Juraj Kotula

Personal information
- Full name: Juraj Kotula
- Date of birth: 30 September 1995 (age 30)
- Place of birth: Bratislava, Slovakia
- Height: 1.83 m (6 ft 0 in)
- Position: Right back

Team information
- Current team: USV Halbturn
- Number: 27

Youth career
- Slovan Bratislava

Senior career*
- Years: Team / Apps / (Gls)
- 2015–2018: Slovan Bratislava / 24 / (0)
- 2017: → Senica (loan) / 11 / (0)
- 2018: → ViOn Zlaté Moravce (loan) / 10 / (0)
- 2018: → Senica (loan) / 17 / (0)
- 2019–2020: Zbrojovka Brno / 11 / (0)
- 2021–2023: Zemplín Michalovce / 56 / (0)
- 2023–2024: Ružomberok / 11 / (0)
- 2024–2025: Dynamo České Budějovice / 4 / (0)
- 2025–2026: Tatran Prešov / 25 / (1)
- 2026-: USV Halbturn

International career^{‡}
- 2015–2016: Slovakia U21 / 1 / (0)
- 2017: Slovakia / 1 / (0)

= Juraj Kotula =

Slovak footballer (born 1995)

Juraj Kotula (born 30 September 1995) is a Slovak footballer who plays as a right-back for Austrian club USV Halbturn.

==Career==
Kotula made his professional Slovak Super Liga debut for Slovan Bratislava on 27 February 2015 against Žilina.
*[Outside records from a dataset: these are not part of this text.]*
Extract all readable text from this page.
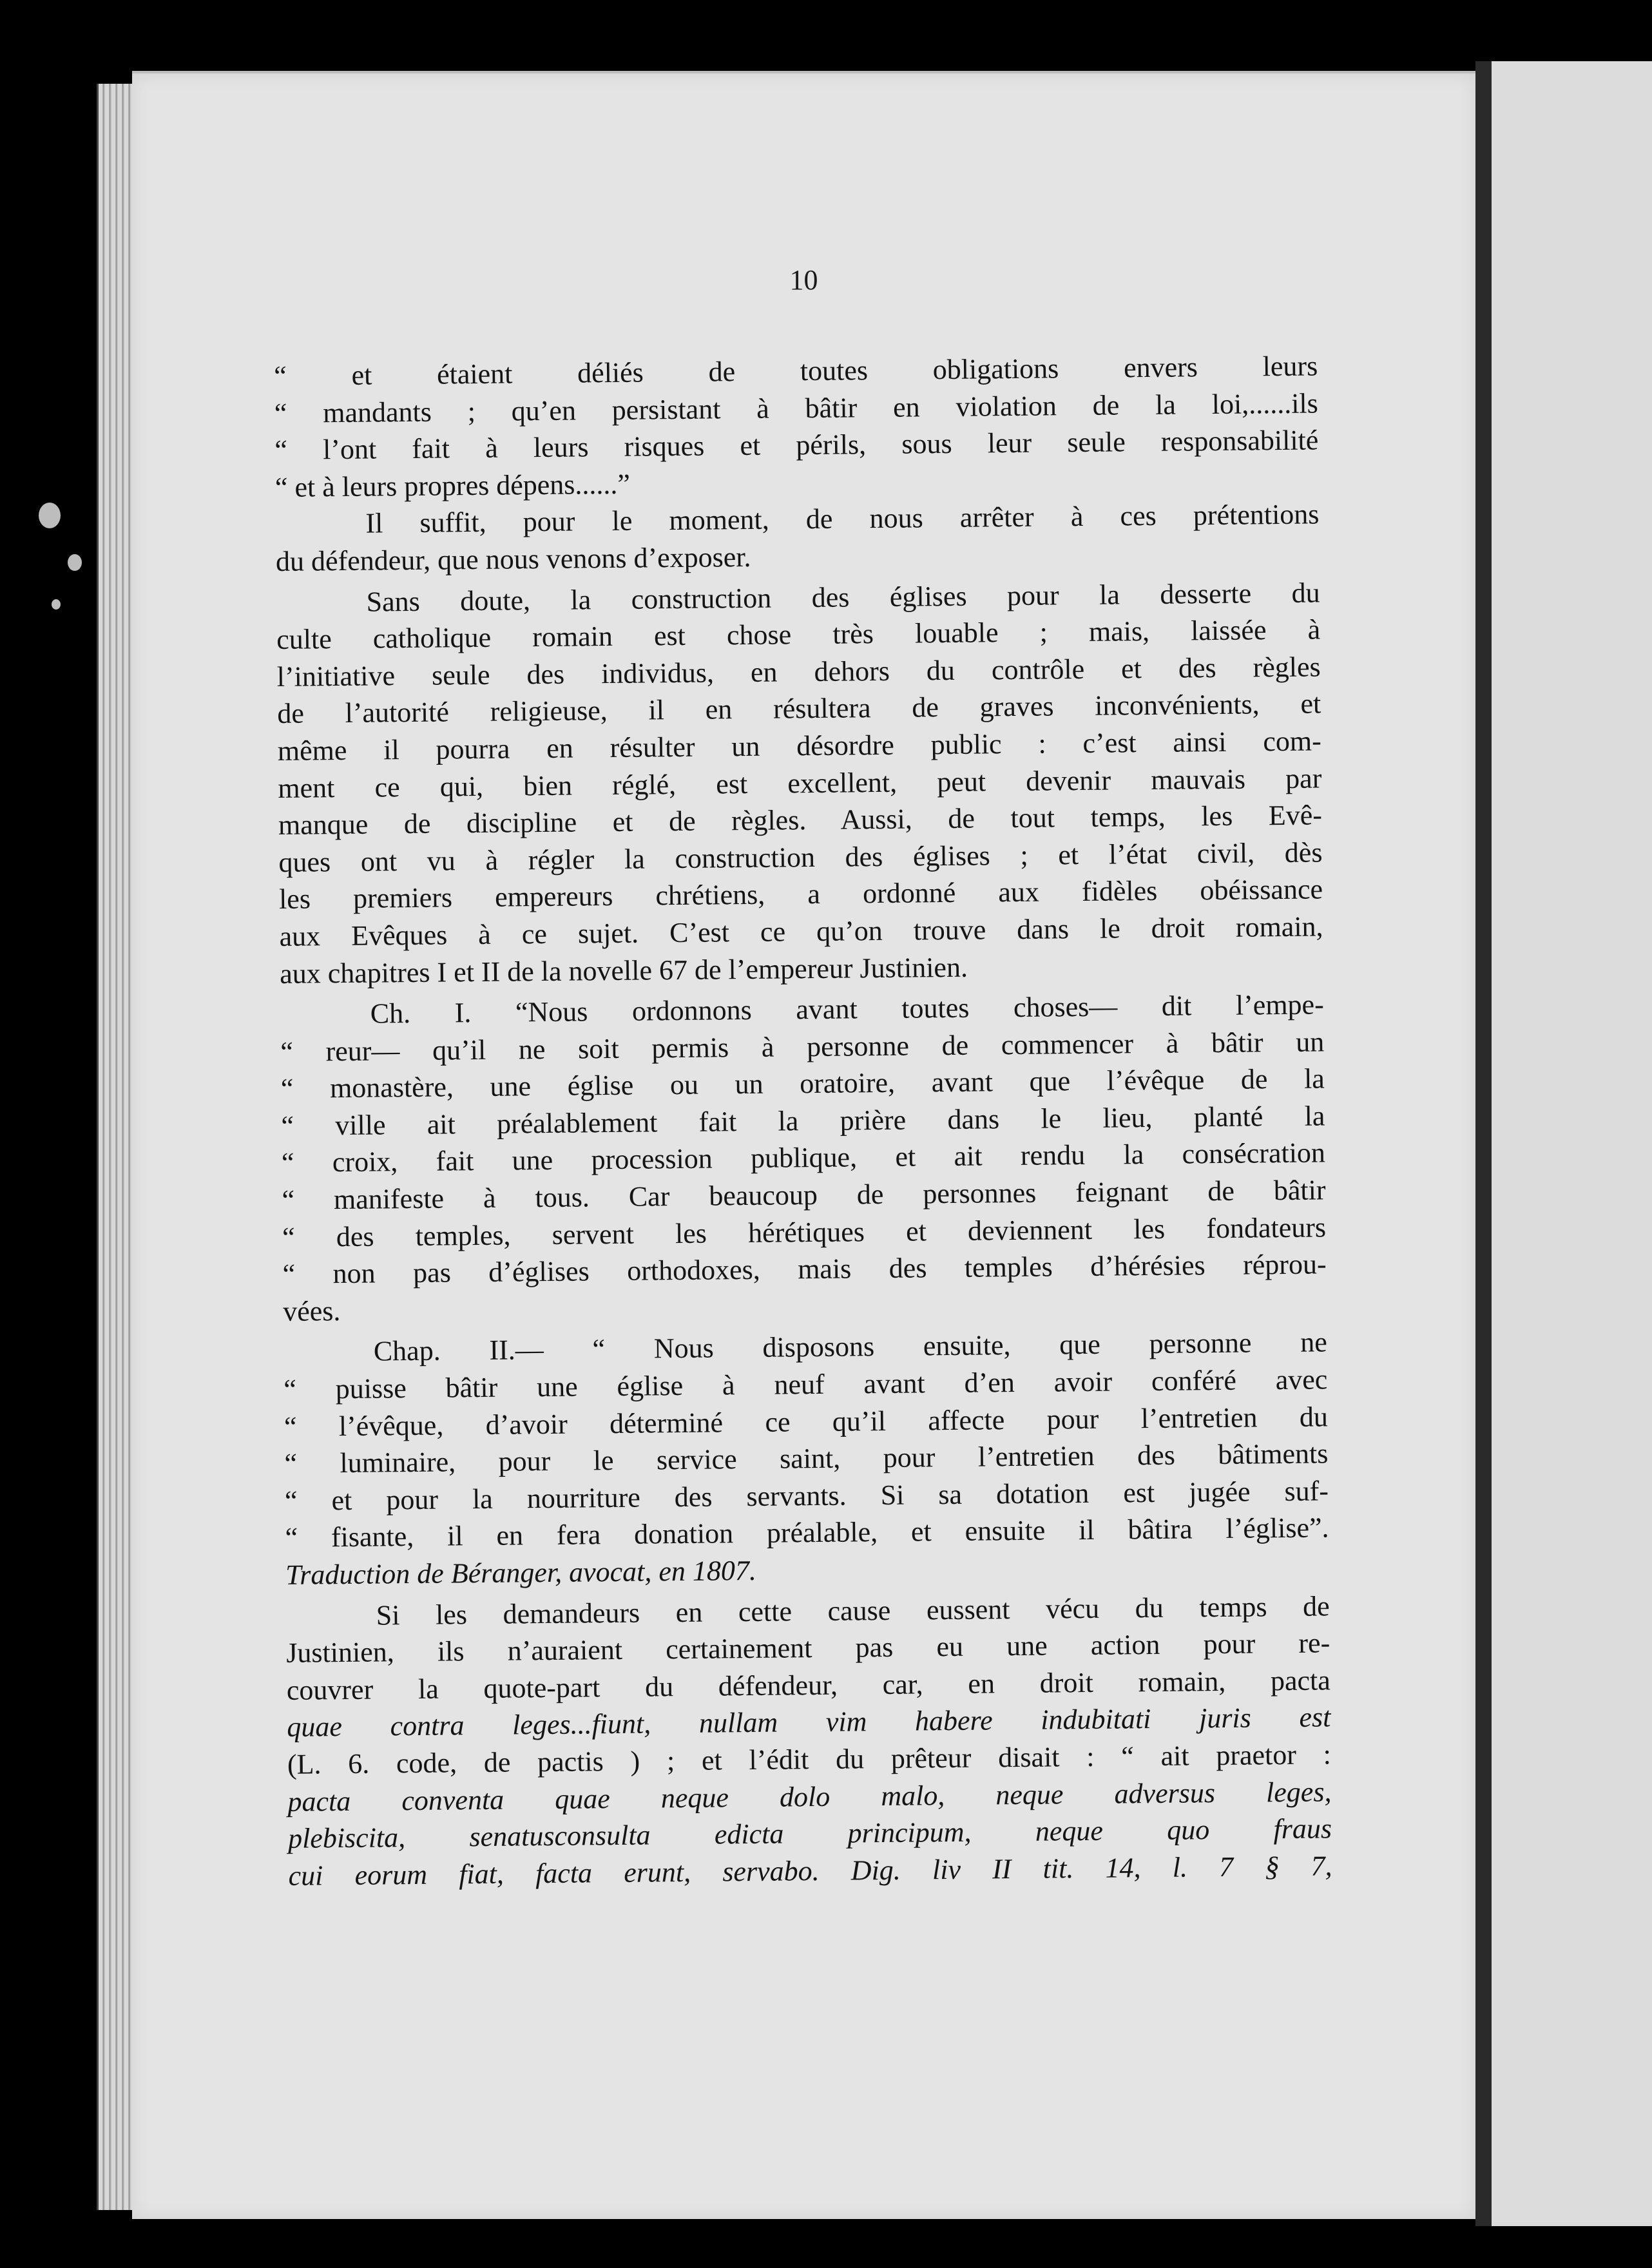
10
“ et étaient déliés de toutes obligations envers leurs
“ mandants ; qu’en persistant à bâtir en violation de la loi,......ils
“ l’ont fait à leurs risques et périls, sous leur seule responsabilité
“ et à leurs propres dépens......”
Il suffit, pour le moment, de nous arrêter à ces prétentions
du défendeur, que nous venons d’exposer.
Sans doute, la construction des églises pour la desserte du
culte catholique romain est chose très louable ; mais, laissée à
l’initiative seule des individus, en dehors du contrôle et des règles
de l’autorité religieuse, il en résultera de graves inconvénients, et
même il pourra en résulter un désordre public : c’est ainsi com-
ment ce qui, bien réglé, est excellent, peut devenir mauvais par
manque de discipline et de règles. Aussi, de tout temps, les Evê-
ques ont vu à régler la construction des églises ; et l’état civil, dès
les premiers empereurs chrétiens, a ordonné aux fidèles obéissance
aux Evêques à ce sujet. C’est ce qu’on trouve dans le droit romain,
aux chapitres I et II de la novelle 67 de l’empereur Justinien.
Ch. I. “Nous ordonnons avant toutes choses— dit l’empe-
“ reur— qu’il ne soit permis à personne de commencer à bâtir un
“ monastère, une église ou un oratoire, avant que l’évêque de la
“ ville ait préalablement fait la prière dans le lieu, planté la
“ croix, fait une procession publique, et ait rendu la consécration
“ manifeste à tous. Car beaucoup de personnes feignant de bâtir
“ des temples, servent les hérétiques et deviennent les fondateurs
“ non pas d’églises orthodoxes, mais des temples d’hérésies réprou-
vées.
Chap. II.— “ Nous disposons ensuite, que personne ne
“ puisse bâtir une église à neuf avant d’en avoir conféré avec
“ l’évêque, d’avoir déterminé ce qu’il affecte pour l’entretien du
“ luminaire, pour le service saint, pour l’entretien des bâtiments
“ et pour la nourriture des servants. Si sa dotation est jugée suf-
“ fisante, il en fera donation préalable, et ensuite il bâtira l’église”.
Traduction de Béranger, avocat, en 1807.
Si les demandeurs en cette cause eussent vécu du temps de
Justinien, ils n’auraient certainement pas eu une action pour re-
couvrer la quote-part du défendeur, car, en droit romain, pacta
quae contra leges...fiunt, nullam vim habere indubitati juris est
(L. 6. code, de pactis ) ; et l’édit du prêteur disait : “ ait praetor :
pacta conventa quae neque dolo malo, neque adversus leges,
plebiscita, senatusconsulta edicta principum, neque quo fraus
cui eorum fiat, facta erunt, servabo. Dig. liv II tit. 14, l. 7 § 7,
In January 2017, Kotula was called up for two unofficial friendly fixtures held in Abu Dhabi, United Arab Emirates, against Uganda and Sweden. He debuted against the former by playing for the first half, only to be replaced by Martin Šulek at the start of the second half.

On 11 July 2024, Kotula signed a two-year contract with Dynamo České Budějovice.

In 2026, Kotula joined FC Tatran Prešov, where he made 25 league appearances during the 2025–26 season.

In the summer of 2026, Kotula joined Austrian club USV Halbturn on a free transfer. He was signed as a reinforcement for the club's defence ahead of the 2026–27 season.